En Tokio no ladran perros en callejones oscuros. Tampoco maúllan gatos en ningún tejado. A pesar de que deben haberlas, no se escucha el cuchicheo de las ratas de la gran ciudad. En Tokio todos los animales son callados, todos menos los cuervos.
Tan característicos de la ciudad son los cuervos, que ya les han escrito poemas, pintado cuadros y elaborado esculturas. Pero a pesar de la pasión de los artistas, los cuervos son, en realidad, los malos del vecindario. Se pasan el día gritando vituperios a todos los transeúntes y acosando a las aves más pequeñas. De acuerdo con una noticia que leí hace no mucho, son capaces de los peores actos de vandalismo.
Yo misma nunca he oído a otro animal dar tales alaridos como los dan los cuervos. Y aun así, hay algo en sus negras plumas y su cara maliciosa que los hace encantadores, al punto de que ahora que se los escucha menos por aquí, la ciudad parece demasiado callada, casi melancólica.
Imagino que habrán resuelto buscar tierras más calientes, ahora que está terminando el verano. De cualquier modo, seguramente volverán antes del inicio del invierno, pues he llegado a la conclusión de que les gusta la nieve. Al menos eso parecía la última vez que los vi revoloteando en el aire mientras la nevada les pintaba de blanco su negrura.
Pero hay que decirlo, los cuervos de Tokio son la mafia más cruel de la ciudad. De acuerdo con aquella noticia, no solo son capaces de asaltar los basureros o los platos de comida de los picnics en el parque, sino que hasta se les ha visto robar dulces de la propia mano de los niños.
A costa de tales intimidaciones se han ganado el respeto de la ciudadanía. En Tokio impera la ley del cuervo. Nosotros mismos aprendimos a obedecerla desde hace un par de veranos.
Un buen día, mientras caminábamos en el parque, observamos un enorme cuervo. Estaba dando saltitos en el pasto y nosotros, a unos dos metros de distancia, comenzamos a bromear acerca de lo divertido que sería tener un cuervo por mascota. “Míralo, podríamos ponerle de nombre Pepe”, le dije a Fábio. “Sería una gran mascota”, comentó él, riendo pero manteniendo la distancia.

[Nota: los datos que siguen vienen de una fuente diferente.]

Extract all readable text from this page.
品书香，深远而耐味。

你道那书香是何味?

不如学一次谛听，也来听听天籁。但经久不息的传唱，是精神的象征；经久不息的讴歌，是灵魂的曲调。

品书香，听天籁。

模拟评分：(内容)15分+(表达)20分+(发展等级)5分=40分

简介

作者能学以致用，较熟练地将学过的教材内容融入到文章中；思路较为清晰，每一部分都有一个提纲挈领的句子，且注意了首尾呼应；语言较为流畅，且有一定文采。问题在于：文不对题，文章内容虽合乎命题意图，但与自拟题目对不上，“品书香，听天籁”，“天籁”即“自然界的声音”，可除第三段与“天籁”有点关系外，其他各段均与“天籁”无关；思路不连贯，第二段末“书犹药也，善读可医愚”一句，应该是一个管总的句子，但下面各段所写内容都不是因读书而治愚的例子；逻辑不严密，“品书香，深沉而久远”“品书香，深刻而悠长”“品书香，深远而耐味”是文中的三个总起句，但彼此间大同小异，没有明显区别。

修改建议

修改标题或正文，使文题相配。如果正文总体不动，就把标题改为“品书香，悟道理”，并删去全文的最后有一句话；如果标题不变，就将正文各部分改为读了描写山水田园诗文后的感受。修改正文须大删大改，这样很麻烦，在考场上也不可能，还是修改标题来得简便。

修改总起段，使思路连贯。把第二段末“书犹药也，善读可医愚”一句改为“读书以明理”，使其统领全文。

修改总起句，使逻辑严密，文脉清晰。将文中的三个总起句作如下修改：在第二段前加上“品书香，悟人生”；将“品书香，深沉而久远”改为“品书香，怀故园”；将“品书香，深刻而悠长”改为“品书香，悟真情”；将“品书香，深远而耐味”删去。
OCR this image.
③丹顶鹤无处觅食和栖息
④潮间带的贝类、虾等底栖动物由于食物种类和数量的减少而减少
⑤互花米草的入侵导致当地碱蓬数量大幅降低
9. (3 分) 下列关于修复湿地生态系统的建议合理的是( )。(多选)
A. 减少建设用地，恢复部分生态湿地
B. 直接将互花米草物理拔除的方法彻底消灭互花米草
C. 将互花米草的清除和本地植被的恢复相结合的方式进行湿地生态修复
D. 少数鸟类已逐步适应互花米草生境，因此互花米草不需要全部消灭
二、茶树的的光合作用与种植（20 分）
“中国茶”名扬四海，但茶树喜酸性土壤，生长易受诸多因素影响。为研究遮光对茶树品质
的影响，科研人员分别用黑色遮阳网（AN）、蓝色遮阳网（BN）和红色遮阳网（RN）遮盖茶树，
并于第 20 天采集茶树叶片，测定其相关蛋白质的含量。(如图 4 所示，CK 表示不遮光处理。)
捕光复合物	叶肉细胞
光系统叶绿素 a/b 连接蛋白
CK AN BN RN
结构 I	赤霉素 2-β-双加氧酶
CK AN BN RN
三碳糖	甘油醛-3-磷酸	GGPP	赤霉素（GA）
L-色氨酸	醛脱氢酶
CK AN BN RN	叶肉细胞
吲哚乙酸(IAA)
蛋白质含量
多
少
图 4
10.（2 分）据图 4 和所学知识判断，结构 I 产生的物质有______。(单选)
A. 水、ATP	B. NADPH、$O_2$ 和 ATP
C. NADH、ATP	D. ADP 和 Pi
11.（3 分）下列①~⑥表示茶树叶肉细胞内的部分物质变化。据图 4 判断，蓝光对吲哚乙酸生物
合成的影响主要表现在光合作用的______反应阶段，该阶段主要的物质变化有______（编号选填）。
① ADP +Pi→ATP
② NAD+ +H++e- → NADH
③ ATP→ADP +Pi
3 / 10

Pepe nos echó una mirada despectiva y levantó el vuelo hacia un árbol cercano. Le dimos las espaldas y, cuando nos disponíamos a continuar nuestro camino, bajó volando en picada y con las dos patas le acertó un buen golpe en la cabeza a Fábio. Regresó inmediatamente al árbol, desde donde nos lanzó un par de insultos, mientras nosotros apretábamos el paso para salir del parque cuanto antes.
A partir de entonces, nunca bromeamos con ningún cuervo, no hablamos sobre ellos si los tenemos cerca y, sin importar en qué acto criminal los encontremos, nunca nos metemos en sus asuntos.
Los cuervos de Tokio son de temer. Irónico, no obstante, son una de las cosas más bellas, más auténticas y más libres de esta extraña y oprimente ciudad.
Estas aves de enlutado plumaje y reconocida inteligencia, son comunes sobre todo en el hemisferio norte de nuestro planeta y como la gran mayoría de los pájaros, son muy fieles a sus parejas.
Fue otra de las tantas cosas que me gustaron de Tokio, porque nunca antes las había conocido y me parecieron parte importante del alucinante y pintoresco folclore de Japón.